Reviewer 1: Change decimal indicator to be consistent (commas used in lines 732, 759, 776, Figure 6C),
Thank you; modified as suggested.
Reviewer 1: Line 763: "stimulation at 0.5Hz &10{degree sign}/s" is unclear.
The text has been modified, line 817.
Reviewer 1: Line 765: bold (E)
The police format has been updated, line 820.
Reviewer 1: Line 770-771: (A) insert OKR to be "mean delta aVOR and delta OKR gain", (B) plot is OKR as a function of VOR.
Thank you, done as suggested. The text has been modified, line 824. Reviewer 1: Describe Figure 6 delta at initial mention (line 784 instead of 786) Authors: thank you, done as suggested, line 839.
Reviewer 1: It is unclear why the tables are included if never mentioned in the text.
The tables are now mentioned, lines 90 and 218.
Reviewer 1: Figure 1: is the observed gain for Sham group expected value rather than closer to 1?
Yes, as the value reported on Figure 1 is a mean of the values obtained during aVOR test in the dark at frequencies in range 0.2-1Hz (see also Figure 1 Supplement).

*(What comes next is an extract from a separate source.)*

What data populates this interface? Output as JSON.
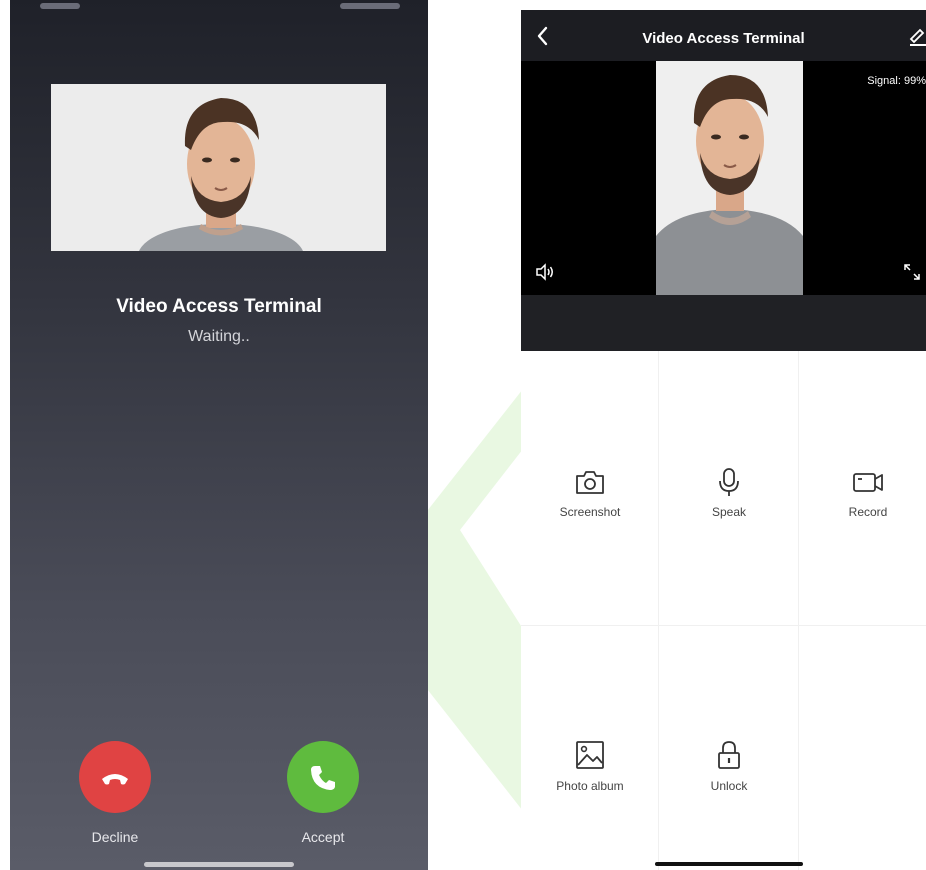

Reviewer 1: Figure 2: (A) give enough space to see error bars at W2. Consider making test data more easily distinguishable. (B) is OCR mean or specific stimulation? (C/D) move 1Hz label from title to x-axis label as it does not describe OCR test. Figure 5: (C) consider making color specific to frequency for better distinction on C+D as symbols previously indicated individual data. (D) 1Hz specific to OKR? move to axis label instead of title
The Figures 2 and 5 have been modified according to reviewer 1 suggestions.
Reviewer 1: Figure 6: (A/B) what time point are these, W12?
Those points correspond to W6 and W12, the text has been updated to specify the time points, lines 834 and 835.
Reviewer #2 (Recommendations For The Authors):
The authors should perform additional analyses that will help strengthen their results.
We are unsure about the exact implementation of this recommendation. However, we have strengthened our results by following all reviewers’ specific recommendations.